Certaines définitions de la Loi jouent un rôle fondamental dans la détermination de sa portée, dans la mesure où elle s’applique. Par exemple, si les renseignements ne sont pas des « renseignements personnels », la Loi sur la protection des renseignements personnels ne s’applique pas, bien que d’autres lois ou instruments de politique puissent s’appliquer. De même, si « le public a accès » aux renseignements personnels, ils peuvent, s’ils sont recueillis conformément à la Loi, être utilisés et communiqués sans que l’institution n’ait à obtenir de consentement ou à se fier à une autorité compétente en vertu du paragraphe 8 (2) de la Loi. Étant donné que ces concepts juridiques établissent effectivement la ligne de démarcation entre le moment où les obligations juridiques s’appliquent et celui où elles ne s’appliquent pas, il convient d’examiner attentivement s’ils demeurent pertinents à l’ère numérique.

D’autres termes clés ne déterminent pas si la Loi s’applique ou non, mais peuvent bénéficier d’une plus grande clarté étant donné le temps écoulé depuis leur formulation initiale. Ces termes pourraient être modifiés afin d’en améliorer la clarté et d’atténuer les difficultés qui ont surgi lors de l’application pratique. De nouveaux concepts pourraient également être introduits dans la Loi, qu’il pourrait être nécessaire de définir.

En fin de compte, la définition de certains concepts d’une manière qui tient compte de l’évolution des attentes, du droit et des développements ailleurs contribuera à clarifier davantage le régime législatif applicable et à faire de la Loi une source plus accessible de protection des renseignements personnels au Canada.

A. Portée : concepts qui ont une incidence sur l’application de la Loi

L’incidence juridique d’une loi donnée dépend de la portée des dispositions fondamentales qui déterminent si la loi s’applique en premier lieu. Par exemple, la Loi sur la protection des renseignements personnels ne s’applique qu’aux « institutions fédérales », un terme défini à l’article 3 pour inclure les institutions fédérales énumérées à l’annexe 1 de la Loi, ou celles ajoutées dans la section des définitions (p. ex. les sociétés d’État). Même dans ce cas, les institutions fédérales peuvent ne pas avoir d’obligations en vertu de la Loi selon le type de renseignements en leur possession – si les renseignements ne sont pas considérés comme des « renseignements personnels », alors la Loi n’impose pas d’obligations.

De nombreux concepts importants de la Loi ont une incidence sur la question de savoir si elle s’applique ou non, ou si certaines dispositions de la Loi s’appliquent. Cependant, bon nombre de ces concepts ont été définis au début des années 1980, alors que le monde était très différent. Avec l’avènement de notre société numérique et une réflexion plus poussée sur la façon de protéger le droit à la vie privée à l’ère moderne, bon nombre de ces concepts pourraient bénéficier d’une mise à jour.

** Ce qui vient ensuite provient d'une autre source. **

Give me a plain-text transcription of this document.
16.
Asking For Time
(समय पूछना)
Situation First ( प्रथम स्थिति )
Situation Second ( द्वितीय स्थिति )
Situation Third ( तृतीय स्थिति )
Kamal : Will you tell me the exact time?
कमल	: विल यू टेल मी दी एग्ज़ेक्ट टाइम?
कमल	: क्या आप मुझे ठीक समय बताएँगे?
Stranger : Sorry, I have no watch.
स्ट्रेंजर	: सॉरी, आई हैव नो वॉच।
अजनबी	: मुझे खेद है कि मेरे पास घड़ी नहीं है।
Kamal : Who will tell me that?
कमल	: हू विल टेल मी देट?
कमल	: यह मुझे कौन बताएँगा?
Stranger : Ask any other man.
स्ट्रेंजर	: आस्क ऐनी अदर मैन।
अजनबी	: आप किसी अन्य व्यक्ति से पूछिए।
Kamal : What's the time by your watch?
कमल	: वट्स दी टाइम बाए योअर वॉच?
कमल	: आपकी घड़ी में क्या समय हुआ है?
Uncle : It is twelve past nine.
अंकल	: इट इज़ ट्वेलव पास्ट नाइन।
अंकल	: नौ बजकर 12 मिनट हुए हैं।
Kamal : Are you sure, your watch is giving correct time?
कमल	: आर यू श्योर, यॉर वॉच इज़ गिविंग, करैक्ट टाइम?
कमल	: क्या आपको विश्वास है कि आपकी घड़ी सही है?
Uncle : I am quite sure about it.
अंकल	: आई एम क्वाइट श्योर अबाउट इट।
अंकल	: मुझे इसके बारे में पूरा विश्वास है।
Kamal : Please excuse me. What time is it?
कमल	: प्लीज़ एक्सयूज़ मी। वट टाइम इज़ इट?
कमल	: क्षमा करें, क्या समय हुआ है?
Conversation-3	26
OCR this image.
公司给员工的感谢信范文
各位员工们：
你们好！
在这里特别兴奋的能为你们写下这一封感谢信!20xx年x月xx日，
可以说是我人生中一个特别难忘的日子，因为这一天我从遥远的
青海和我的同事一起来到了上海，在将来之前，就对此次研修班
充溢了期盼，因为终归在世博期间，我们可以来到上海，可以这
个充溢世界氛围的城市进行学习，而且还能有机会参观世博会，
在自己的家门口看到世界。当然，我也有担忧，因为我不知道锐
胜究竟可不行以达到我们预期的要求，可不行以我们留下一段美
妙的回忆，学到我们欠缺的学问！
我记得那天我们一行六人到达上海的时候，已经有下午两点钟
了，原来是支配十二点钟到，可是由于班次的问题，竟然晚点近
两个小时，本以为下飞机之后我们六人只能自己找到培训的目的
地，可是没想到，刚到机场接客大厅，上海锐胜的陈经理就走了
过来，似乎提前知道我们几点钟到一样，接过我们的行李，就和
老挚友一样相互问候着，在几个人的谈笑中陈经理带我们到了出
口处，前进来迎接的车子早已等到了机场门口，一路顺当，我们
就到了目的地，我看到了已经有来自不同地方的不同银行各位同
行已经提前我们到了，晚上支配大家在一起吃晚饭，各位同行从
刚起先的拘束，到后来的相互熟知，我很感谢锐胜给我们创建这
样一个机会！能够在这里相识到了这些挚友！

De plus, certains termes qui pourraient préciser quand et comment certaines obligations s’appliquent en vertu de la Loi pourraient être introduits. Par exemple, les techniques de dépersonnalisation, combinées à des procédures de mesure du risque de réidentification, constituent un moyen de réduire considérablement, voire d’éliminer, les risques liés à l’utilisation des renseignements personnels. Le règlement général sur la protection des données de l’Union européenne (« RGPD »), par exemple, incite les entités visées à utiliser des méthodes de dépersonnalisation, de pseudonymisation et de cryptage pour protéger les données personnelles. Il pourrait être utile d’introduire de tels concepts dans la Loi.

Renseignements personnels

L’article 3 de la Loi sur la protection des renseignements personnels définit l’expression « renseignements personnels » comme étant « les renseignements, quels que soient leur forme et leur support, concernant un individu identifiable ». Cette définition inclut aussi une liste non exhaustive d’exemples.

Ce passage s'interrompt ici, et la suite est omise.